While Brexit talks continue to dominate the headlines in the UK, there are fundamental concerns over the future of the NHS, says Dr Kailash Chand GP and honorary vice-president of the British Medical Association.
Speaking in front of the Health and Social Care Committee in February, Matt Hancock said that, following the committee’s recommendations last summer, the Department of Health and Social Care has decided that only public bodies will be able to hold integrated care providers (ICP) contracts.
The truth is that we’ve seen cancer PET-CT scanning services in Oxford privatised and he is going full steam ahead with NHS privatisation.
Twenty-one NHS contracts worth £127m are currently out to tender.Most of these private companies hide behind the NHS logo but siphon off a profit.
The Latest NHS performance figures show continued collapse. There were 2.17m attendances at A&Es in March, an increase of 212,500 from the previous month. Other key data includes:
- 555,500 emergency admissions recorded, a worrying 6% increase from March 2018
- Performance against the four-hour wait target at major A&Es in March was 79.5%
- There were 59,500 trolley waits of four hours or more, making it the second worst March on record
- Including estimates for missing data, the waiting list for elective treatment rose to 4.31m in February
- There were 127,300 delayed days recorded in February
The NHS’s ability to provide universal, equitable, comprehensive, high quality healthcare that is free at the point of use is seriously threatened. A shortage of GPs, nurses, beds and care packages for elderly patients means that black alerts, trolleys in corridors and dangerous safety levels for patients are at a peak.
A&E services are in a permanent state of chaos. A situation that was once confined to winter is now an all-year-round occurrence and mental health services are still woefully underfunded. The loss of more than 4,000 mental health beds since 2010, and a similar reduction in the number of psychiatric nurses, is also a pressing concern.
The creation of a universal healthcare system, free at the point of use, was Britain’s greatest post-war achievement, but it’s now being set up to fail.The chronic staff shortages threatens the sustainability of the health service and have led to an increase in doctors’ workload.
Between 2013 and 2015, the number of vacancies for doctors increased by 60% and an estimated 10% of all medical posts across the NHS are currently vacant.Nearly three quarters of medical specialities are also under-recruited.
The elephant in the room is the trend for reducing public healthcare provision. The systematic closures and restrictions needed to phase out the ‘outmoded’ family GP are hardly making it easier for people to access their own doctor, with continuity of care suffering.
The unwillingness from the top to train and encourage new fully-skilled professional staff – opting instead to find cheaper alternatives, such as volunteers or profitable apps – means (despite empty protestations to the contrary) a choice to replace rather than replenish the NHS workforce.
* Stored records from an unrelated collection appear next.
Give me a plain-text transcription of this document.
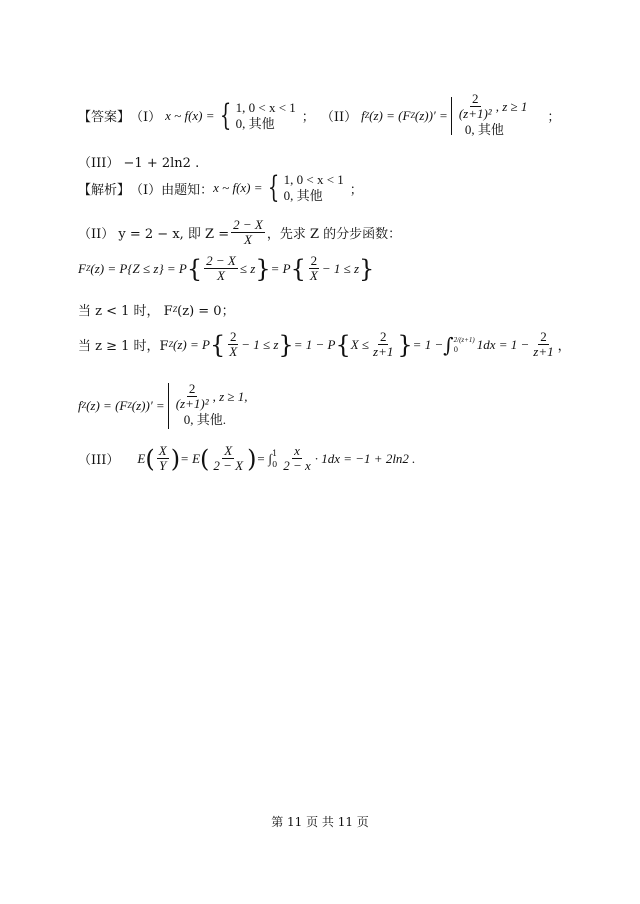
【答案】 （I） x ~ f(x) = { 1, 0 < x < 1
0, 其他	； （II） f Z (z) = (F Z $(z))' = \frac{2}{\text{(z+1)²}}$ , z ≥ 1
0, 其他
；
（III） −1 + 2ln2 .
【解析】 （I）由题知： x ~ f(x) = { 1, 0 < x < 1
0, 其他	；
（II） y = 2 − x, 即 $Z = \frac{2 - X}{X}$ ，先求 Z 的分步函数：
F Z (z) = P{Z ≤ z} = P { $\frac{2 - X}{X} \le z$ } = P { $\frac{2}{X} - 1 \le z$ }
当 z < 1 时， F Z (z) = 0；
当 z ≥ 1 时，F Z (z) = P { $\frac{2}{X} - 1 \le z$ } = 1 − P { $X \le \frac{2}{z+1}$ } = 1 − ∫ 2/(z+1)
0	$1dx = 1 - \frac{2}{z+1}$ ，
f Z (z) = (F Z $(z))' = \frac{2}{\text{(z+1)²}}$ , z ≥ 1,
0, 其他.
（III） E ( $\frac{X}{Y}$ ) = E ( $\frac{X}{2 - X}$ ) = ∫ 1
$0 \frac{x}{2 - x} \cdot 1dx = -1 + 2\ln 2$ .
第 11 页 共 11 页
The private sector has metastasised to virtually every organ of the NHS. The agenda of privatisation continues unabated under numerous disguises.
The universal healthcare system at the heart of British society is under threat as never before from privatisation, fragmentation and under-investment.
Analysis by the Institute for Fiscal Studies (IFS) very clearly proves that Conservative policy for NHS spending is well below the historic average of four per cent.
The Government’s new plans for healthcare, which are being rapidly introduced and without proper public debate or parliamentary scrutiny, are drawing from experiences in the US healthcare system – the most expensive healthcare system in the world.
General practice would be decimated in the guise of modernising primary care, and replaced by salaried GPs, controlled by an essentially private corporate sector.
The thrust of these changes has been variously resisted by campaigners around the country. Too many councils are however, waving them through on the promise of pooled NHS funding for their depleted social care budgets.
Much like Theresa May’s recent bungs to Labour constituencies in Leave areas, but currently more successful.
Resistance to the service’s deliberate overall shrinkage in England is thus fragmented, its focus on funding failing to deal with the Government and NHS England’s agency and political intent.
The absurd idea that we still have a social democracy, and a Government sincerely trying to meet public need suffocates a genuine confrontation between the two very different models at stake: Bevan’s socialist principles and McKinsey’s healthcare market – and leaves a social safety net with gaping holes.